When making days of the week plural, only add an s if the word doesn’t already end in s. Otherwise, the word stays the same in the plural form.
So, the plural forms of the days are:
- los lunes
- los martes
- los miércoles
- los jueves
- los viernes
- los sábados
- los domingos
Useful Days of the Week Vocabulary
Now that you know the basics, here are some useful words and phrases you may want to use when talking about the days of the week.
|Today is...||Hoy es...||Hoy es lunes.
(Hoy es lunes.)
|Tomorrow is...||Mañana es...||Mañana es martes.
(Tomorrow is Tuesday.)
|Yesterday was...||Ayer fue...||Ayer fue domingo.
(Yesterday was Sunday.)
|The day||El día||¿Qué día es hoy?
(What day is today?)
|The date||La fecha||¿Cuál es la fecha de hoy?
(What is the date today?)
|Next||El próximo||¡El próximo lunes es mi cumpleaños!
(Next Monday is my birthday!)
|The upcoming...||Que viene...||Vamos a Barcelona el viernes que viene.
(We're going to Barcelona this upcoming Friday.)
|The folllowing...||Siguiente...||No empieza el curso el próximo lunes, sino el lunes siguiente.
(The class doesn't begin next Monday, but rather, the following Monday.)
|Last||Pasado||El sábado pasado, fuimos a la playa.
(Last Saturday, we went to the beach.)
|Previous||Anterior||No la vi el viernes pasado, sino el viernes anterior.
(I didn't see her last Friday, but rather, the previous Friday.)
|The day before yesterday||Anteayer||Hoy es jueves, anteayer fue martes.

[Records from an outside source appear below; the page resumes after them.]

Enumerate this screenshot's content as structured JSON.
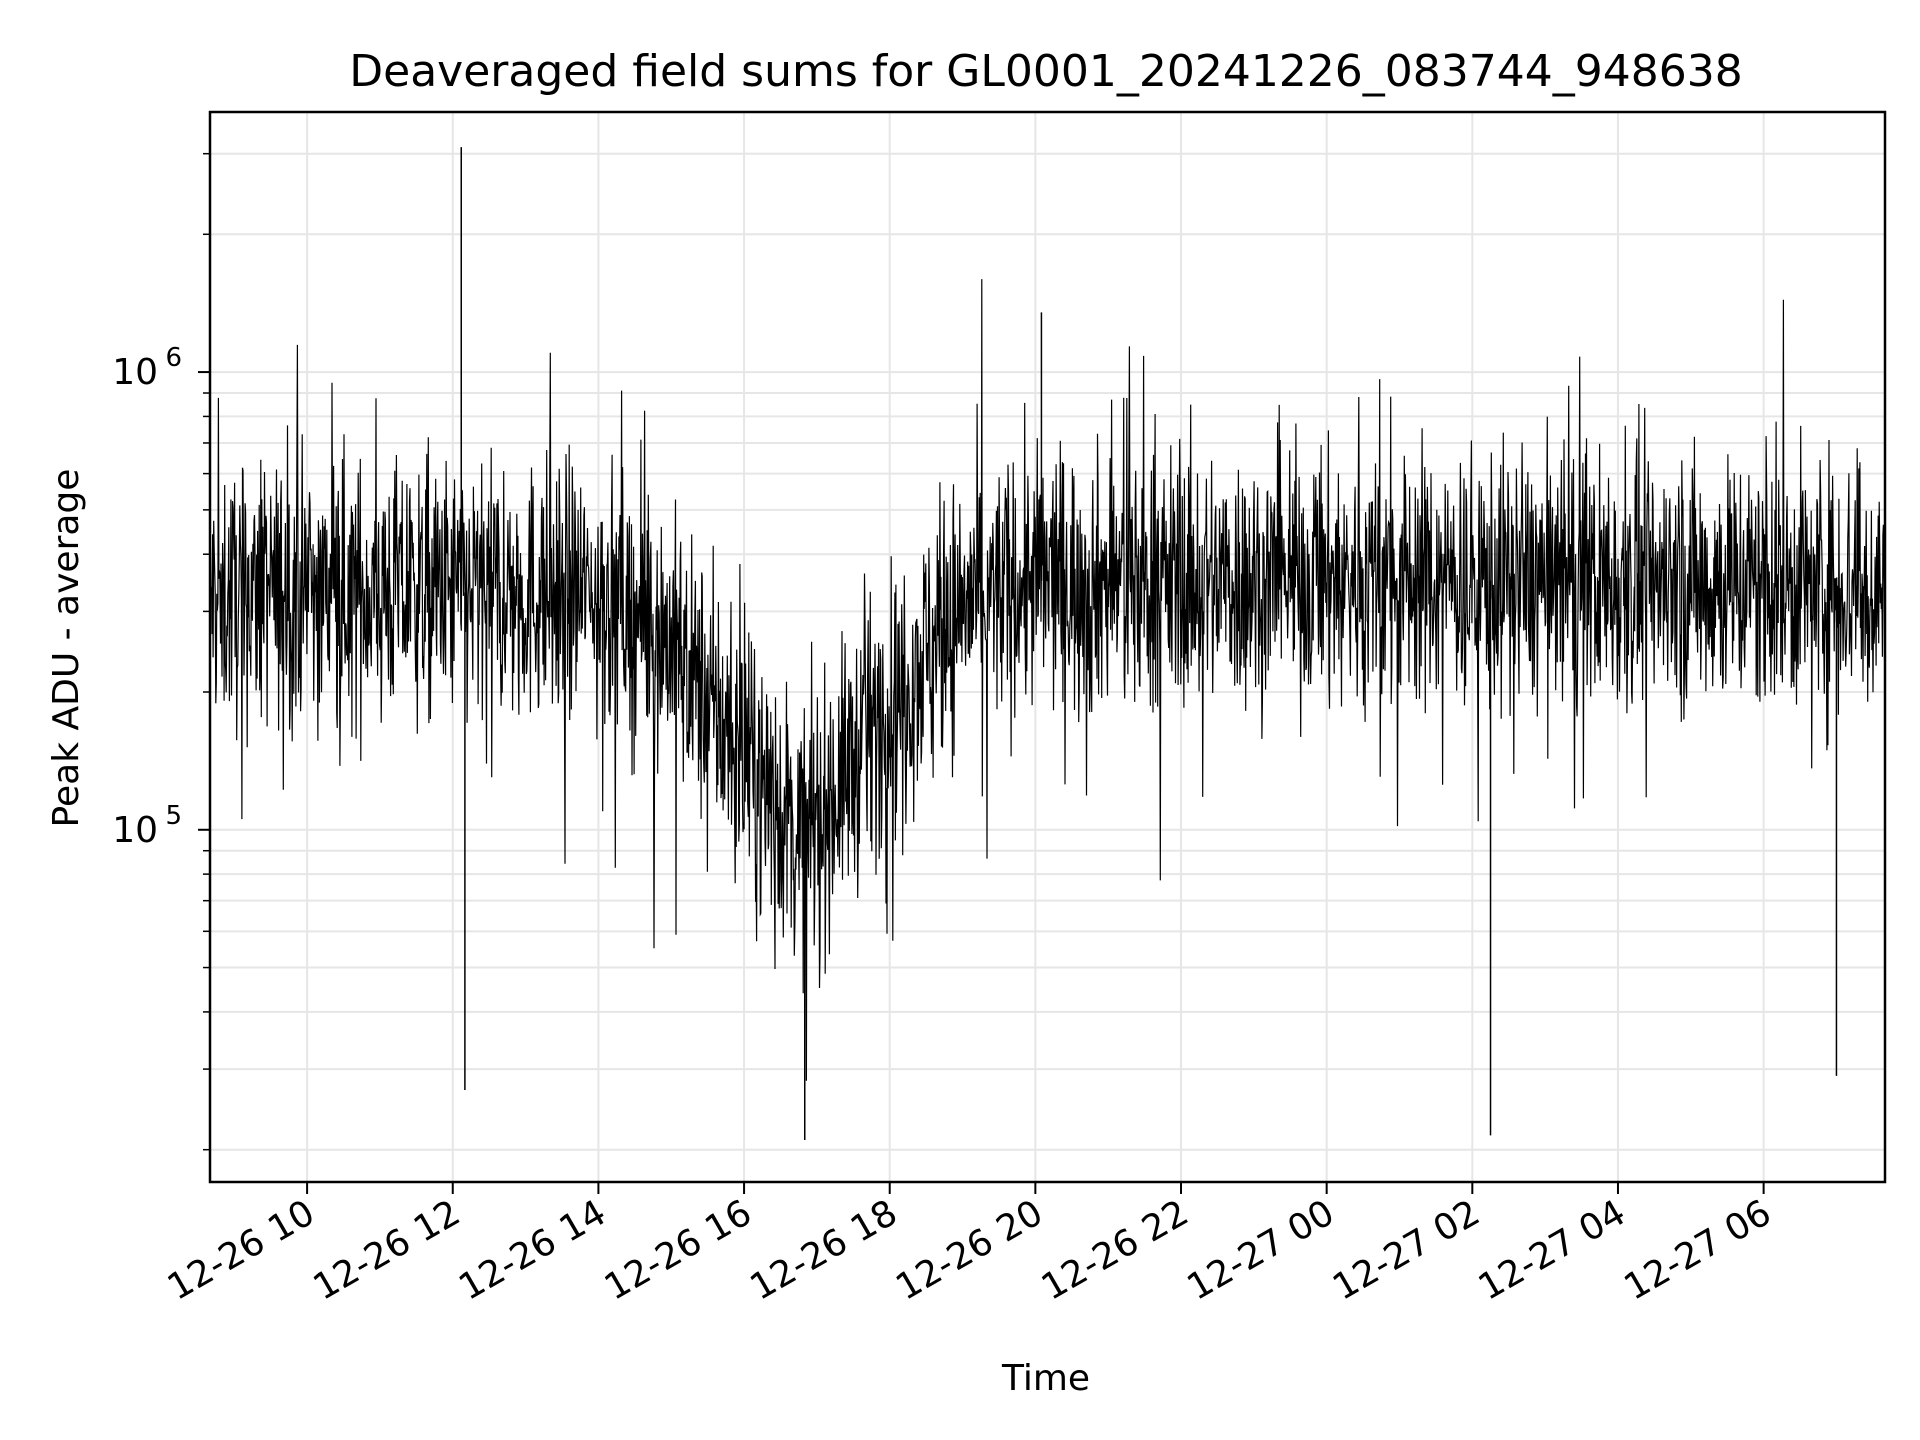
{
  "chart_data": {
    "type": "line",
    "title": "Deaveraged field sums for GL0001_20241226_083744_948638",
    "xlabel": "Time",
    "ylabel": "Peak ADU - average",
    "y_scale": "log",
    "ylim": [
      17000,
      3700000
    ],
    "xlim": [
      "2024-12-26 08:40",
      "2024-12-27 07:40"
    ],
    "grid": true,
    "legend": "none",
    "line_color": "#000000",
    "y_major_ticks": [
      {
        "value": 100000,
        "base": "10",
        "exp": "5"
      },
      {
        "value": 1000000,
        "base": "10",
        "exp": "6"
      }
    ],
    "y_minor_ticks": [
      20000,
      30000,
      40000,
      50000,
      60000,
      70000,
      80000,
      90000,
      200000,
      300000,
      400000,
      500000,
      600000,
      700000,
      800000,
      900000,
      2000000,
      3000000
    ],
    "x_ticks": [
      {
        "value": "2024-12-26 10:00",
        "label": "12-26 10"
      },
      {
        "value": "2024-12-26 12:00",
        "label": "12-26 12"
      },
      {
        "value": "2024-12-26 14:00",
        "label": "12-26 14"
      },
      {
        "value": "2024-12-26 16:00",
        "label": "12-26 16"
      },
      {
        "value": "2024-12-26 18:00",
        "label": "12-26 18"
      },
      {
        "value": "2024-12-26 20:00",
        "label": "12-26 20"
      },
      {
        "value": "2024-12-26 22:00",
        "label": "12-26 22"
      },
      {
        "value": "2024-12-27 00:00",
        "label": "12-27 00"
      },
      {
        "value": "2024-12-27 02:00",
        "label": "12-27 02"
      },
      {
        "value": "2024-12-27 04:00",
        "label": "12-27 04"
      },
      {
        "value": "2024-12-27 06:00",
        "label": "12-27 06"
      }
    ],
    "series": [
      {
        "baseline_envelope": [
          {
            "x": "2024-12-26 08:40",
            "y": 320000
          },
          {
            "x": "2024-12-26 10:00",
            "y": 330000
          },
          {
            "x": "2024-12-26 12:00",
            "y": 330000
          },
          {
            "x": "2024-12-26 14:00",
            "y": 330000
          },
          {
            "x": "2024-12-26 15:00",
            "y": 260000
          },
          {
            "x": "2024-12-26 16:00",
            "y": 140000
          },
          {
            "x": "2024-12-26 16:50",
            "y": 95000
          },
          {
            "x": "2024-12-26 18:00",
            "y": 190000
          },
          {
            "x": "2024-12-26 19:00",
            "y": 310000
          },
          {
            "x": "2024-12-26 20:00",
            "y": 350000
          },
          {
            "x": "2024-12-27 00:00",
            "y": 350000
          },
          {
            "x": "2024-12-27 04:00",
            "y": 350000
          },
          {
            "x": "2024-12-27 07:40",
            "y": 340000
          }
        ],
        "notable_points": [
          {
            "x": "2024-12-26 12:07",
            "y": 3100000
          },
          {
            "x": "2024-12-26 12:10",
            "y": 27000
          },
          {
            "x": "2024-12-26 16:50",
            "y": 21000
          },
          {
            "x": "2024-12-26 20:05",
            "y": 1350000
          },
          {
            "x": "2024-12-27 02:15",
            "y": 21500
          },
          {
            "x": "2024-12-27 07:00",
            "y": 29000
          }
        ]
      }
    ]
  }
}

(Today is Thursday, the day before yesterday was Tuesday.)
|The day after tomorrow||Pasado mañana||Viene mañana, y pasado mañana se va.

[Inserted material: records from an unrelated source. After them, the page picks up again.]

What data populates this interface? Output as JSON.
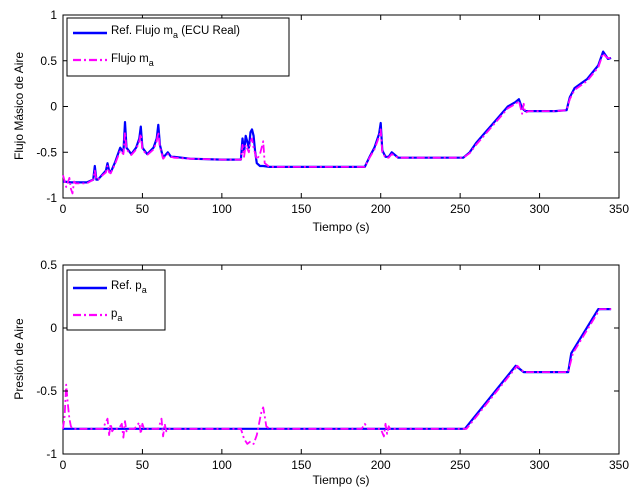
{
  "chart_data": [
    {
      "type": "line",
      "xlabel": "Tiempo (s)",
      "ylabel": "Flujo Másico de Aire",
      "xlim": [
        0,
        350
      ],
      "ylim": [
        -1,
        1
      ],
      "xticks": [
        "0",
        "50",
        "100",
        "150",
        "200",
        "250",
        "300",
        "350"
      ],
      "yticks": [
        "1",
        "0.5",
        "0",
        "-0.5",
        "-1"
      ],
      "grid": false,
      "legend_position": "top-left",
      "series": [
        {
          "name_main": "Ref. Flujo m",
          "name_sub": "a",
          "name_suffix": " (ECU Real)",
          "color": "#0000ff",
          "style": "solid",
          "x": [
            0,
            5,
            10,
            15,
            19,
            20,
            21,
            22,
            25,
            27,
            28,
            29,
            30,
            33,
            36,
            38,
            39,
            40,
            43,
            46,
            48,
            49,
            50,
            53,
            57,
            59,
            60,
            61,
            63,
            66,
            68,
            70,
            80,
            100,
            112,
            113,
            114,
            115,
            117,
            118,
            119,
            120,
            121,
            122,
            124,
            126,
            130,
            150,
            190,
            193,
            196,
            199,
            200,
            201,
            203,
            205,
            207,
            209,
            211,
            215,
            230,
            252,
            256,
            260,
            265,
            270,
            275,
            280,
            285,
            287,
            289,
            291,
            293,
            300,
            310,
            317,
            319,
            322,
            330,
            337,
            340,
            342,
            343,
            345
          ],
          "values": [
            -0.82,
            -0.83,
            -0.83,
            -0.83,
            -0.8,
            -0.65,
            -0.8,
            -0.8,
            -0.74,
            -0.7,
            -0.62,
            -0.7,
            -0.72,
            -0.6,
            -0.45,
            -0.5,
            -0.17,
            -0.45,
            -0.52,
            -0.45,
            -0.35,
            -0.22,
            -0.45,
            -0.52,
            -0.45,
            -0.35,
            -0.2,
            -0.42,
            -0.56,
            -0.5,
            -0.55,
            -0.55,
            -0.57,
            -0.58,
            -0.58,
            -0.35,
            -0.5,
            -0.32,
            -0.45,
            -0.28,
            -0.25,
            -0.32,
            -0.5,
            -0.62,
            -0.65,
            -0.65,
            -0.66,
            -0.66,
            -0.66,
            -0.55,
            -0.45,
            -0.3,
            -0.18,
            -0.48,
            -0.55,
            -0.55,
            -0.5,
            -0.53,
            -0.56,
            -0.56,
            -0.56,
            -0.56,
            -0.5,
            -0.4,
            -0.3,
            -0.2,
            -0.1,
            0.0,
            0.05,
            0.08,
            -0.02,
            -0.05,
            -0.05,
            -0.05,
            -0.05,
            -0.04,
            0.1,
            0.2,
            0.3,
            0.45,
            0.6,
            0.55,
            0.52,
            0.53
          ]
        },
        {
          "name_main": "Flujo m",
          "name_sub": "a",
          "name_suffix": "",
          "color": "#ff00ff",
          "style": "dashdot",
          "x": [
            0,
            2,
            4,
            5,
            6,
            7,
            8,
            10,
            15,
            19,
            20,
            21,
            22,
            25,
            27,
            28,
            29,
            30,
            33,
            36,
            38,
            39,
            40,
            43,
            46,
            48,
            49,
            50,
            53,
            57,
            59,
            60,
            61,
            63,
            66,
            68,
            70,
            80,
            100,
            112,
            113,
            114,
            115,
            117,
            118,
            119,
            120,
            122,
            124,
            125,
            126,
            127,
            130,
            150,
            190,
            193,
            196,
            199,
            200,
            201,
            203,
            205,
            207,
            209,
            211,
            215,
            230,
            252,
            256,
            260,
            265,
            270,
            275,
            280,
            285,
            287,
            289,
            290,
            291,
            293,
            300,
            310,
            317,
            319,
            322,
            330,
            337,
            340,
            342,
            343,
            345
          ],
          "values": [
            -0.75,
            -0.88,
            -0.78,
            -0.9,
            -0.95,
            -0.82,
            -0.84,
            -0.84,
            -0.84,
            -0.8,
            -0.7,
            -0.8,
            -0.8,
            -0.75,
            -0.72,
            -0.65,
            -0.72,
            -0.73,
            -0.62,
            -0.48,
            -0.52,
            -0.28,
            -0.47,
            -0.53,
            -0.47,
            -0.38,
            -0.3,
            -0.47,
            -0.53,
            -0.47,
            -0.38,
            -0.28,
            -0.44,
            -0.57,
            -0.52,
            -0.55,
            -0.56,
            -0.57,
            -0.58,
            -0.58,
            -0.42,
            -0.55,
            -0.42,
            -0.5,
            -0.38,
            -0.35,
            -0.45,
            -0.58,
            -0.52,
            -0.45,
            -0.38,
            -0.62,
            -0.66,
            -0.66,
            -0.66,
            -0.56,
            -0.47,
            -0.33,
            -0.25,
            -0.5,
            -0.56,
            -0.56,
            -0.52,
            -0.54,
            -0.56,
            -0.56,
            -0.56,
            -0.56,
            -0.51,
            -0.42,
            -0.32,
            -0.22,
            -0.12,
            -0.02,
            0.03,
            0.06,
            -0.08,
            0.03,
            -0.07,
            -0.05,
            -0.05,
            -0.05,
            -0.04,
            0.08,
            0.18,
            0.28,
            0.43,
            0.58,
            0.54,
            0.53,
            0.53
          ]
        }
      ]
    },
    {
      "type": "line",
      "xlabel": "Tiempo (s)",
      "ylabel": "Presión de Aire",
      "xlim": [
        0,
        350
      ],
      "ylim": [
        -1,
        0.5
      ],
      "xticks": [
        "0",
        "50",
        "100",
        "150",
        "200",
        "250",
        "300",
        "350"
      ],
      "yticks": [
        "0.5",
        "0",
        "-0.5",
        "-1"
      ],
      "grid": false,
      "legend_position": "top-left",
      "series": [
        {
          "name_main": "Ref. p",
          "name_sub": "a",
          "name_suffix": "",
          "color": "#0000ff",
          "style": "solid",
          "x": [
            0,
            253,
            285,
            290,
            318,
            320,
            337,
            345
          ],
          "values": [
            -0.8,
            -0.8,
            -0.3,
            -0.35,
            -0.35,
            -0.2,
            0.15,
            0.15
          ]
        },
        {
          "name_main": "p",
          "name_sub": "a",
          "name_suffix": "",
          "color": "#ff00ff",
          "style": "dashdot",
          "x": [
            0,
            1,
            2,
            3,
            4,
            5,
            6,
            8,
            10,
            15,
            20,
            25,
            28,
            29,
            30,
            31,
            32,
            35,
            37,
            38,
            39,
            40,
            41,
            45,
            48,
            49,
            50,
            51,
            55,
            60,
            62,
            63,
            64,
            65,
            66,
            70,
            80,
            100,
            110,
            112,
            114,
            116,
            118,
            120,
            122,
            124,
            125,
            126,
            127,
            128,
            130,
            150,
            180,
            188,
            190,
            192,
            195,
            200,
            202,
            203,
            204,
            205,
            206,
            208,
            220,
            250,
            254,
            286,
            290,
            318,
            321,
            338,
            345
          ],
          "values": [
            -0.8,
            -0.7,
            -0.45,
            -0.6,
            -0.72,
            -0.78,
            -0.8,
            -0.8,
            -0.8,
            -0.8,
            -0.8,
            -0.8,
            -0.72,
            -0.85,
            -0.76,
            -0.82,
            -0.8,
            -0.8,
            -0.76,
            -0.87,
            -0.74,
            -0.82,
            -0.8,
            -0.8,
            -0.75,
            -0.84,
            -0.76,
            -0.8,
            -0.8,
            -0.8,
            -0.72,
            -0.86,
            -0.76,
            -0.82,
            -0.8,
            -0.8,
            -0.8,
            -0.8,
            -0.8,
            -0.8,
            -0.88,
            -0.92,
            -0.9,
            -0.92,
            -0.85,
            -0.72,
            -0.66,
            -0.63,
            -0.7,
            -0.78,
            -0.8,
            -0.8,
            -0.8,
            -0.8,
            -0.76,
            -0.8,
            -0.8,
            -0.8,
            -0.86,
            -0.76,
            -0.84,
            -0.78,
            -0.8,
            -0.8,
            -0.8,
            -0.8,
            -0.8,
            -0.3,
            -0.35,
            -0.35,
            -0.2,
            0.15,
            0.15
          ]
        }
      ]
    }
  ]
}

(He's coming tomorrow, and the day after tomorrow he leaves.)
|The week||La semana||Hay siete días en la semana.
(There are seven days in a week.)
|The weekend||El fin de semana||Este fin de semana voy a ver a mis amigas.
(This weekend, I'm going to see my friends.)
|Midweek||Entresemana||Viajo los fines de semana, pero me quedo en casa entre semana.
(I travel on the weekends, but I stay at home during the week.)
|Every||Cada/Todos los...||Cada jueves tengo clase de matemáticas./Tengo clase de matemáticas todos los jueves.
(I have math class every Thursday.)
|The first __ of the month||El primer __ del mes||Hay una fiesta el primer sábado de junio.
(There is a party on the first Saturday of June.)
|From __ to __||De __ a __||Trabajo de lunes a viernes.
(I work from Monday to Friday.)
|From __ to __||Desde __ hasta __||Estaré en Santo Domingo desde el lunes hasta el sábado.
(I'll be in Santo Domingo from Monday until Saturday.)
- Write the full date every day. Putting the date down in writing every day will help you remember the words and their correct order.
- Learn with a song. YouTube is chock-full of “days of the week” songs in Spanish. Here’s one, and here’s another.
- Make up an acronym. Use the first letter of each day and create your own acronym to help you remember them. For example, Little Mice Make Jolly Vikings Slam Doors. Yes it’s nonsensical, but that’s exactly what makes it so memorable.
- Switch your phone to Spanish. Changing your settings to make your phone speak to you in Spanish can be a great way to passively practice your language skills throughout the day.
- Use authentic media to learn. One of the best ways to learn Spanish is through immersion—that is, by exposing yourself to as much authentic Spanish as you can. FluentU is a great option for this as they provide hundreds of authentic clips with subtitles, flashcards and more!
You now have all the tools you need to talk about days of the week in Spanish.
You’ll be well on your way to having Spanish conversations in no time.